- From: Dave Kristol <dmk@allegra.att.com>
- Date: Mon, 13 May 96 12:52:24 EDT
- To: http-wg%cuckoo.hpl.hp.com@hplb.hpl.hp.com
Paul Leach, John Franks, and I had worked out (and submitted to Jim Gettys) these words regarding multiple authnetication schemes. They don't appear to have made it into spec-03 but should have. Dave Kristol ========= 19.? Offering a Choice of Authentication Schemes An HTTP/1.1 server may return multiple challenges with a 401 Authenticate response, and each challenge may use a different scheme. The order of the challenges returned to the user agent is in the order that the server would prefer they be chosen. The server should order its challenges with the ``most secure'' authentication scheme first. A user agent should choose as the challenge to be made to the user the first one that the user agent understands. When the server offers choices of authentication schemes using the WWW-Authenticate header, the ``security'' of the authentication is only as good as the security of the weakest of the authentication schemes. A malicious user could capture the set of challenges and try to authenticate him/herself using the weakest of the authentication schemes.
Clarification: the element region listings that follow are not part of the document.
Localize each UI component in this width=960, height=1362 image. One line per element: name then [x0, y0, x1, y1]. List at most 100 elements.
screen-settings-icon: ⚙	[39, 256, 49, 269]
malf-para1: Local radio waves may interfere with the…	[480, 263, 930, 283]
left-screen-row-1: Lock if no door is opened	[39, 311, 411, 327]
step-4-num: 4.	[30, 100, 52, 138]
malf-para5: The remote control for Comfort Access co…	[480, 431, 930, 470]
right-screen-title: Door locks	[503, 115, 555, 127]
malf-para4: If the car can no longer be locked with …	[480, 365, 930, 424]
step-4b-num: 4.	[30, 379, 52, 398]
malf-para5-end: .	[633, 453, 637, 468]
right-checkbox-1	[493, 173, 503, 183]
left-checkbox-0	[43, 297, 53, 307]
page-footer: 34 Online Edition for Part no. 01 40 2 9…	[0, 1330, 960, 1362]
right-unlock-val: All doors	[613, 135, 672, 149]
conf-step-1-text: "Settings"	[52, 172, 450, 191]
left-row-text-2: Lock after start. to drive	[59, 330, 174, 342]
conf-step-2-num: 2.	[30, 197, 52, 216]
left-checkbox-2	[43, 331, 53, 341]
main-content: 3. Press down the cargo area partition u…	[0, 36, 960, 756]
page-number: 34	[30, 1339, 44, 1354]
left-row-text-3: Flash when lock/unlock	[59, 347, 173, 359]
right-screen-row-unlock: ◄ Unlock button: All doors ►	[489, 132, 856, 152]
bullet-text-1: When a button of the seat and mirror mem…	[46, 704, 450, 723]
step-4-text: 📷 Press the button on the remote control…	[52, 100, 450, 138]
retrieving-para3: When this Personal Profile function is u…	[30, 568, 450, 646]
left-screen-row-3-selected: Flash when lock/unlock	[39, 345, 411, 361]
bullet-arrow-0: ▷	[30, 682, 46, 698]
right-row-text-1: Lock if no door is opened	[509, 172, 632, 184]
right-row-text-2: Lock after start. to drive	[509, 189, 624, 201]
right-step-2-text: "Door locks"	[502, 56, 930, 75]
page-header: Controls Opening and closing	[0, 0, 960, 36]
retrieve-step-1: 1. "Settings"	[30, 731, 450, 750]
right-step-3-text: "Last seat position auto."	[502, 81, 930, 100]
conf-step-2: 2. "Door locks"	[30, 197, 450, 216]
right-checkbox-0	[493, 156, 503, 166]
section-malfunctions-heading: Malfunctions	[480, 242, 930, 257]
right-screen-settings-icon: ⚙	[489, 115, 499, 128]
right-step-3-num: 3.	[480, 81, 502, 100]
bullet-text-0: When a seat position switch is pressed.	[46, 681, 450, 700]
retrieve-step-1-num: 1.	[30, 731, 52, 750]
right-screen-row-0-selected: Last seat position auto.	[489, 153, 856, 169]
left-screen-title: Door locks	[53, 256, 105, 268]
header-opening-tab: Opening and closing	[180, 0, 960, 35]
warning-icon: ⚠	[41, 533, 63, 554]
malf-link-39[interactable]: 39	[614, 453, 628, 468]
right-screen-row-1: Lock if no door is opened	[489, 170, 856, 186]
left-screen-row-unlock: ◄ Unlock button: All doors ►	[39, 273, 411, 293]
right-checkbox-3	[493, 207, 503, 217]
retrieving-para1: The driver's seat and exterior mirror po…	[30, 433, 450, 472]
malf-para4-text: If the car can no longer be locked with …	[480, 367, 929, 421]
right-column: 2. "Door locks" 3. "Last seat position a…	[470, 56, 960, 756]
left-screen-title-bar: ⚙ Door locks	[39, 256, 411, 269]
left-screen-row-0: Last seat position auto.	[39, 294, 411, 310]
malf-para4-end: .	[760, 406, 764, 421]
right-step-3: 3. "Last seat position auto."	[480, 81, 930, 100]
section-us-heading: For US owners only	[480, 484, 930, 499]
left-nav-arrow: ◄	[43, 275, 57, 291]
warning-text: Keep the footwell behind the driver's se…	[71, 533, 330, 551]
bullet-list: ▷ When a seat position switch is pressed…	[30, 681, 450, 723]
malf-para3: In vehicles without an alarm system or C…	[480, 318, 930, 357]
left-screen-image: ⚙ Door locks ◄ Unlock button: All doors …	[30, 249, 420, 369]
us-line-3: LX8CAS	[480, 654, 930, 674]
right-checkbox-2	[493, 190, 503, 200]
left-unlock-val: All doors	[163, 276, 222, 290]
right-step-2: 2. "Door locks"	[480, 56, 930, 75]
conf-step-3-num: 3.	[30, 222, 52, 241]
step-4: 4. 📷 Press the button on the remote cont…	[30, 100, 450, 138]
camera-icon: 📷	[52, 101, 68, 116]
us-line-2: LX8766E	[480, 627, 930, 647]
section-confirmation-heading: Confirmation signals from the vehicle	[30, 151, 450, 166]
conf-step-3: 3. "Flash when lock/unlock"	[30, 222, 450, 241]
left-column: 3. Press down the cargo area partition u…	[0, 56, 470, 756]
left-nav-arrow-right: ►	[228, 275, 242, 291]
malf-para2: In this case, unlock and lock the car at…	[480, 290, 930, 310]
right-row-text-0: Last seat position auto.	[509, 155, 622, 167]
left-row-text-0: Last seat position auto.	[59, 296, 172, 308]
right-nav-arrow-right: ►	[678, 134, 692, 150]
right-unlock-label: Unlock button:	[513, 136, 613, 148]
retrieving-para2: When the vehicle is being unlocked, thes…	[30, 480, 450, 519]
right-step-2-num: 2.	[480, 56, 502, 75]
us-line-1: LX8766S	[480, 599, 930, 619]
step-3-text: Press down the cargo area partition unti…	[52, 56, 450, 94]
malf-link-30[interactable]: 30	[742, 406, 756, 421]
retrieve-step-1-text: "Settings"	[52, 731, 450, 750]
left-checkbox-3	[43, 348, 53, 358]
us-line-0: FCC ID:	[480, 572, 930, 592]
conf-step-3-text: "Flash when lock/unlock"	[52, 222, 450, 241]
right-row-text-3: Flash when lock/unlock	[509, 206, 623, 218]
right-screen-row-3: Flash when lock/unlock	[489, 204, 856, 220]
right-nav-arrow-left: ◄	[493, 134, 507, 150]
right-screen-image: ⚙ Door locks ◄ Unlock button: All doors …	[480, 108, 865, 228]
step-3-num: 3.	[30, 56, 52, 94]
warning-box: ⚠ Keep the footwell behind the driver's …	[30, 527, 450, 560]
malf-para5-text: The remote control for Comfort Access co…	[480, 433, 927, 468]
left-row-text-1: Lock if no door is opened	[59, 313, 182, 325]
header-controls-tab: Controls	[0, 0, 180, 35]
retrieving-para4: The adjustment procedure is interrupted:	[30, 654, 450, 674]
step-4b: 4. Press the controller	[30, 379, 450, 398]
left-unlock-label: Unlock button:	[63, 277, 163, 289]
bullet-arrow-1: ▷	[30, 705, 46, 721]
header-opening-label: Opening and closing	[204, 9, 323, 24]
Thus, the ordering serves more to protect the user's credentials than the server's information. A possible man-in-the-middle (MITM) attack would be to add a weak authentication scheme to the set of choices, hoping that the client will use one that exposes the user's credentials (e.g. password). For this reason, the client should always use the strongest scheme that it understands from the choices accepted. An even better MITM attack would be to remove all offered choices, and to insert a challenge that requests Basic authentication. For this reason, user agents that are concerned about this kind of attack could remember the strongest authentication scheme ever requested by a server and produce a warning message that requires user confirmation before using a weaker one. A particularly insidious way to mount such a MITM attack would be to offer a "free" proxy caching service to gullible users.